Além disso, os pássaros são associados com sobrevivência e muitas vezes eles procuram comida nas praias. Não é raro quando um homem morre em alto mar, que seu corpo seja arrastado para uma praia e é menos raro ainda que os pássaros sejam os primeiros a encontrá-lo. Aves marinhas se alimentam de restos e isso inclui seres humanos. Eles buscam as partes macias do corpo e são atraídos pelos olhos, em geral a primeira parte a ser bicada e devorada. Muitas pessoas consideram os olhos a "janela da alma" e daí decorre a crença de que as aves extraem a alma dos mortos dessa forma. Elas passam então a reter a alma do morto.

Por esse motivo, muito marinheiros acreditam que é mau agouro matar um pássaro que está transportando a alma de um marinheiro morto.

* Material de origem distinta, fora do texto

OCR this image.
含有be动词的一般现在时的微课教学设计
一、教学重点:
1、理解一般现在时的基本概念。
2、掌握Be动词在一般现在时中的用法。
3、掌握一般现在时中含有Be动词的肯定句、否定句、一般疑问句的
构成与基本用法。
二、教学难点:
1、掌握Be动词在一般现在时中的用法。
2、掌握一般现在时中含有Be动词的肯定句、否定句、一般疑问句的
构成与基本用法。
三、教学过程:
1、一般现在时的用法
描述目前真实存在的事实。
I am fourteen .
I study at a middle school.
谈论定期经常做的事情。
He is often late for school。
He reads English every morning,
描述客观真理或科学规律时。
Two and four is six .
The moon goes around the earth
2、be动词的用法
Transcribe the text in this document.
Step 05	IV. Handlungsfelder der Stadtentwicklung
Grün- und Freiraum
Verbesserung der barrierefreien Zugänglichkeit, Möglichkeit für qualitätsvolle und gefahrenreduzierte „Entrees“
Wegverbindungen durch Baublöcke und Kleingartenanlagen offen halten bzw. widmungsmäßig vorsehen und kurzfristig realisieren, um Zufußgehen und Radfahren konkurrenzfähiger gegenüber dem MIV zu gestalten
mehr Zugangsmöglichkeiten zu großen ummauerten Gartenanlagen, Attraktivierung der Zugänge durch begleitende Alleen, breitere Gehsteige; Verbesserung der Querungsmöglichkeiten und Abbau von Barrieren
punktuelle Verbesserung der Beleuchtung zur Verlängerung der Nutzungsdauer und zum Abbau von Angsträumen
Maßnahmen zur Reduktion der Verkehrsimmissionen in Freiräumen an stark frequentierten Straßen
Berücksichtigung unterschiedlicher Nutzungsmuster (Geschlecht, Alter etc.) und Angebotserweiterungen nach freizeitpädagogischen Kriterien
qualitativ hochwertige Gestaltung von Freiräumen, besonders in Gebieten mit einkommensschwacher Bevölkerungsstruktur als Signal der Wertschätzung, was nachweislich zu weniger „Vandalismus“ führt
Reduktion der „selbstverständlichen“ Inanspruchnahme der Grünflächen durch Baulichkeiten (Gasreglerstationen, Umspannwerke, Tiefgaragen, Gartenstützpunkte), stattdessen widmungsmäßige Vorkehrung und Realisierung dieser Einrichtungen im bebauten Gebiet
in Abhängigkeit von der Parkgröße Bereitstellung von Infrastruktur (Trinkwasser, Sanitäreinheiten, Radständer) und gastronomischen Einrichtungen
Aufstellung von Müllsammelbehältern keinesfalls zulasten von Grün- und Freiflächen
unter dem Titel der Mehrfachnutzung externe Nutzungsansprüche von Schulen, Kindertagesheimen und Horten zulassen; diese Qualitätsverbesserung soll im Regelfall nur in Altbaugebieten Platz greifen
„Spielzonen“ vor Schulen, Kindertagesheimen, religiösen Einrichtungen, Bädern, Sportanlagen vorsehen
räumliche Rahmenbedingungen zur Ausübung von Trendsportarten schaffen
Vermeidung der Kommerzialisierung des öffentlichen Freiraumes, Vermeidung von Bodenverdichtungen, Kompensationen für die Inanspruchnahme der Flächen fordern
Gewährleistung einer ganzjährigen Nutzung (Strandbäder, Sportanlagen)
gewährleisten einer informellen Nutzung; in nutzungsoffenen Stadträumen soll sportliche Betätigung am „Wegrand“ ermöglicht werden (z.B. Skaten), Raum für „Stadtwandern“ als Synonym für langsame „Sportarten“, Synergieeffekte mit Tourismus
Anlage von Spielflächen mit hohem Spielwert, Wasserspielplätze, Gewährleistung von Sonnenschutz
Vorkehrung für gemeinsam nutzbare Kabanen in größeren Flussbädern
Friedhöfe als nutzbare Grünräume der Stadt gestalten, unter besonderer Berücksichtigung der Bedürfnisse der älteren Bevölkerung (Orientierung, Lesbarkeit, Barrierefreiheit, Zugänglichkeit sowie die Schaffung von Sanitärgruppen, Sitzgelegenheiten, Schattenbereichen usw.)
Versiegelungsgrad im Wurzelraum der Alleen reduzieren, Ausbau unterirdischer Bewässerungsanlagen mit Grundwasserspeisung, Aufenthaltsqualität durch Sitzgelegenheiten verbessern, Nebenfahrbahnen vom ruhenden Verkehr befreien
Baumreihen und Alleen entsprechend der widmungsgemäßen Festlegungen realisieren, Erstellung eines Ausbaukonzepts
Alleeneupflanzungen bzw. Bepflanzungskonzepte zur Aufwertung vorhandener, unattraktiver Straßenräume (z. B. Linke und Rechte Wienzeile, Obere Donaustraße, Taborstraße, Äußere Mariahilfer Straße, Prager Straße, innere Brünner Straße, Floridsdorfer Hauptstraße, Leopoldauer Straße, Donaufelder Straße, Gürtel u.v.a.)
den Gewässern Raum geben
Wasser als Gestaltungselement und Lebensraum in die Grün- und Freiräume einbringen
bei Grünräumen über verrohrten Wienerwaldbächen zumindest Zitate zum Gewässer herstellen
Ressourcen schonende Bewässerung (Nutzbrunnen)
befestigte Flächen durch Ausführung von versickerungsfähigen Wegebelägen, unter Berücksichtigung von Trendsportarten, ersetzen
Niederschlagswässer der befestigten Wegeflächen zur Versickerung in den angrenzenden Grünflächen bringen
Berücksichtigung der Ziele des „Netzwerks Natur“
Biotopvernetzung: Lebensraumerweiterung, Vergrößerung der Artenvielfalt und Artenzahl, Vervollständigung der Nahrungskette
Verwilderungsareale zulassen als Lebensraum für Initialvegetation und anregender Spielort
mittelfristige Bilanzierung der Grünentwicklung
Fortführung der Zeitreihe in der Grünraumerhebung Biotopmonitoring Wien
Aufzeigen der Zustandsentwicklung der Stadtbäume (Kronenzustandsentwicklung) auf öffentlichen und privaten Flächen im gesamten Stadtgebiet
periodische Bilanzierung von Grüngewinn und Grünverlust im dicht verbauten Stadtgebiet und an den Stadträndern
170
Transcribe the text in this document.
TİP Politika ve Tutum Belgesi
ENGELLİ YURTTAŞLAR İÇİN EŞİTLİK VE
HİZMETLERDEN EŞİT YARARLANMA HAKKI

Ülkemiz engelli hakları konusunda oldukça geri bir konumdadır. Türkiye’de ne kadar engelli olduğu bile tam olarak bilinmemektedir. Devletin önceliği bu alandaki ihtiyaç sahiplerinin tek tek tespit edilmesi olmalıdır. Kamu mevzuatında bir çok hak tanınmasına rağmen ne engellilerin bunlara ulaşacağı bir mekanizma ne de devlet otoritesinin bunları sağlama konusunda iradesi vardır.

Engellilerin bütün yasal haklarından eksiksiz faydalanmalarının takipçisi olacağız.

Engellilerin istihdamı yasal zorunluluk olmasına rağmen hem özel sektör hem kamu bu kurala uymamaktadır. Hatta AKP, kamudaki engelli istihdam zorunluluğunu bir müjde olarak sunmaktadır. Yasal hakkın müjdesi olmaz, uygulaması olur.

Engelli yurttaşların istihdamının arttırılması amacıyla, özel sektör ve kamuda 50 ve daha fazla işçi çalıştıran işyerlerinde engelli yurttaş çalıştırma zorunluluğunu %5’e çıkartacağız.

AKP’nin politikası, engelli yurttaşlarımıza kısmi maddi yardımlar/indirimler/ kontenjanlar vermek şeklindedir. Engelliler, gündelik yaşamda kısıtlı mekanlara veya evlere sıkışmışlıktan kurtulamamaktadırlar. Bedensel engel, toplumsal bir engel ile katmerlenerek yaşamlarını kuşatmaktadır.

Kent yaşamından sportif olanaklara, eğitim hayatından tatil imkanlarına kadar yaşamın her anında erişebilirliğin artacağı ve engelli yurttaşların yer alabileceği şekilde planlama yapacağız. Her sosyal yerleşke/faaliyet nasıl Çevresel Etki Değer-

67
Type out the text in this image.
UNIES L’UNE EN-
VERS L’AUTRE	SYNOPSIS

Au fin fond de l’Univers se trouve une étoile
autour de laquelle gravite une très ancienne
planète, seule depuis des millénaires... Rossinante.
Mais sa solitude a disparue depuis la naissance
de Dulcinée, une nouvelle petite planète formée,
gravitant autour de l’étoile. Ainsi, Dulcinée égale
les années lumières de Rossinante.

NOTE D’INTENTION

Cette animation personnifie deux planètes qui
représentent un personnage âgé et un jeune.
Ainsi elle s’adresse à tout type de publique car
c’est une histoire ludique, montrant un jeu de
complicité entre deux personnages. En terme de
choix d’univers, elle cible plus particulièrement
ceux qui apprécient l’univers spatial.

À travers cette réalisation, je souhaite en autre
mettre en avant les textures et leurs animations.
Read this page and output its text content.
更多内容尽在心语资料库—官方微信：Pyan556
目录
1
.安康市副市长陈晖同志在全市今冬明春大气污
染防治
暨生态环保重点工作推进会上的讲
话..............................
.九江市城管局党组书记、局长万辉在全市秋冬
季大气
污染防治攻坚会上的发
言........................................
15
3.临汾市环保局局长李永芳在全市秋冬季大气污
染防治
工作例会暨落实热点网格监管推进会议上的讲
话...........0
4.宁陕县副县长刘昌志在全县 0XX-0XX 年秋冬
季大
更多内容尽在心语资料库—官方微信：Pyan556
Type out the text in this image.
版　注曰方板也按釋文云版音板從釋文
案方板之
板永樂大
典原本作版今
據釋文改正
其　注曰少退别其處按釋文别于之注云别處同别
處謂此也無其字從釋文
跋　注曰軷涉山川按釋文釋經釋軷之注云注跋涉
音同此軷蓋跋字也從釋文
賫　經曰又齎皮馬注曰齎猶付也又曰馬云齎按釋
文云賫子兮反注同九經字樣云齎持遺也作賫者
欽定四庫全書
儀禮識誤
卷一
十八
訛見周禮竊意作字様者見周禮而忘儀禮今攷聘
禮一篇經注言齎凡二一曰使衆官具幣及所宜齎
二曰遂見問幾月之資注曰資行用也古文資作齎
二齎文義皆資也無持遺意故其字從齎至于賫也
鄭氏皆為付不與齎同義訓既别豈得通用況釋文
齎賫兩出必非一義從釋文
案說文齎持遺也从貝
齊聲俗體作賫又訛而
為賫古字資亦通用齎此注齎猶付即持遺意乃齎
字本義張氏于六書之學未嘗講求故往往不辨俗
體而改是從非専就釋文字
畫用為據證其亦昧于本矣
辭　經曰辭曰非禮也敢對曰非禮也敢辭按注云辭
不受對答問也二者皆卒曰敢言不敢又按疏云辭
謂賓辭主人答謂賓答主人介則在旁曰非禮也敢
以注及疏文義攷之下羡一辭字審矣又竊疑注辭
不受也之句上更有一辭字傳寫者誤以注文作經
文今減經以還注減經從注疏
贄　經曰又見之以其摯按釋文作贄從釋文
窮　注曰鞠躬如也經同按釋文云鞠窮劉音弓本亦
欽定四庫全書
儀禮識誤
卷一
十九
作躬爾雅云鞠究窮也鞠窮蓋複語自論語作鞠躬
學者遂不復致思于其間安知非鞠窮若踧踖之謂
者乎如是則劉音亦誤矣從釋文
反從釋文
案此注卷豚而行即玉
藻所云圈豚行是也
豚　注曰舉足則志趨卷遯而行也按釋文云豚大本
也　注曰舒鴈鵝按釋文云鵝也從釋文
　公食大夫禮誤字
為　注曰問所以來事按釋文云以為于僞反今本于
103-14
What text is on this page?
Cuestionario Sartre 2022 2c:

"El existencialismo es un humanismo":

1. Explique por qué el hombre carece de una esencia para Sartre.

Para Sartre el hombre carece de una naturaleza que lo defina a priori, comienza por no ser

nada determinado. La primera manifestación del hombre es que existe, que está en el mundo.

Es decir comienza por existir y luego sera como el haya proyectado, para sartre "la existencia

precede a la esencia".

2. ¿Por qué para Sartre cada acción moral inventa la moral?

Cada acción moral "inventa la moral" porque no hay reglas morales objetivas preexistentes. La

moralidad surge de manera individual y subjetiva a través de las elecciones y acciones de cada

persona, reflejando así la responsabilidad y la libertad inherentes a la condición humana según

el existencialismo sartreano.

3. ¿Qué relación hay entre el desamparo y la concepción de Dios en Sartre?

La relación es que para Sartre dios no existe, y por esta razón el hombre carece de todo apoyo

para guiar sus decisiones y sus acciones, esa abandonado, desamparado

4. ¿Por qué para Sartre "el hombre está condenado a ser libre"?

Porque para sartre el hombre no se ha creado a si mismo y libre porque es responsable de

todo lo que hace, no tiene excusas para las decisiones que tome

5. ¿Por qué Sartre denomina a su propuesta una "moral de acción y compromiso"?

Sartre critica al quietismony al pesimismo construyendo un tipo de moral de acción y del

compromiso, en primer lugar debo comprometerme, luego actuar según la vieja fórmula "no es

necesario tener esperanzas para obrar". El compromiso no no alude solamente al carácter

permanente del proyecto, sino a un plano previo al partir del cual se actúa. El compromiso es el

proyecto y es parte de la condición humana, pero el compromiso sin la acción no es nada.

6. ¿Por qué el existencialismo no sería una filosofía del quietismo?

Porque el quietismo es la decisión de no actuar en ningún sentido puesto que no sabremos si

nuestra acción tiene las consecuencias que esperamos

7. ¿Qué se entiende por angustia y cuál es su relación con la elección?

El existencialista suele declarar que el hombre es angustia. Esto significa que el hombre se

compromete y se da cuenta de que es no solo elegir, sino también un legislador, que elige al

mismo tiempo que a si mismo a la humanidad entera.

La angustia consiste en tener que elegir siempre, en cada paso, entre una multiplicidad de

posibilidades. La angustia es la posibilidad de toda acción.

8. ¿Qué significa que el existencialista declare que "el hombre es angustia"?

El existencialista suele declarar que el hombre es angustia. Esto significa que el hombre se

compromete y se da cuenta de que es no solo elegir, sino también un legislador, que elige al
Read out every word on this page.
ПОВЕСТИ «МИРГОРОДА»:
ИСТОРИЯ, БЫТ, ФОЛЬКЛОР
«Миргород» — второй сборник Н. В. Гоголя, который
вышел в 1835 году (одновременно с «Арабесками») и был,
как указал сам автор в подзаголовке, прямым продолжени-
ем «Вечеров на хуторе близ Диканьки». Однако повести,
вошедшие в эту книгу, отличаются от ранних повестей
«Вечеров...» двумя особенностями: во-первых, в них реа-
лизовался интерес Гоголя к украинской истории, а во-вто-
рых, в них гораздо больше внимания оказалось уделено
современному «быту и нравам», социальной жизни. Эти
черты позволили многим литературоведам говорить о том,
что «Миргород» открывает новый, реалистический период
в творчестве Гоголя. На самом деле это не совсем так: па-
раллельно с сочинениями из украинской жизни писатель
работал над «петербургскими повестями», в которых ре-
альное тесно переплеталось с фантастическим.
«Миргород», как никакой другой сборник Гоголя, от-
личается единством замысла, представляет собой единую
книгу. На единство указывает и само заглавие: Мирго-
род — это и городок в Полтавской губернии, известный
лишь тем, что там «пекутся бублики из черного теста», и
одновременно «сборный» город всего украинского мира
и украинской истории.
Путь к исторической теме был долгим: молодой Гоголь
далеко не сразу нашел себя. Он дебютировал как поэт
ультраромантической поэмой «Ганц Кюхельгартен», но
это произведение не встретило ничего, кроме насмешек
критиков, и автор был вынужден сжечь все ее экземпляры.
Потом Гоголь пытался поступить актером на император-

Quando Thomas alerta Ephraim para não ferir os pássaros, a sua principal preocupação é não mexer com a alma dos mortos pois estes podem se vingar. Depois de matar uma gaivota que o atormentava repetidas vezes, as coisas saem de controle na ilha. 

No filme, a maldição é bem real. O ato de matar um pássaro em um acesso de raiva é compreendido como o início da queda de Ephraim rumo à loucura e perdição. Eggers brinca com esse conceito no roteiro, logo depois do pássaro ser morto, os ventos mudam de direção, como se um acontecimento estivesse ligado ao outro numa espécie de causa-efeito.

A Conexão Lovecraftiana



Em uma entrevista concedida ao Los Angeles Times, Eggers deixa claro que ele se inspirou nos contos de H.P. Lovecraft para criar o roteiro de seu filme.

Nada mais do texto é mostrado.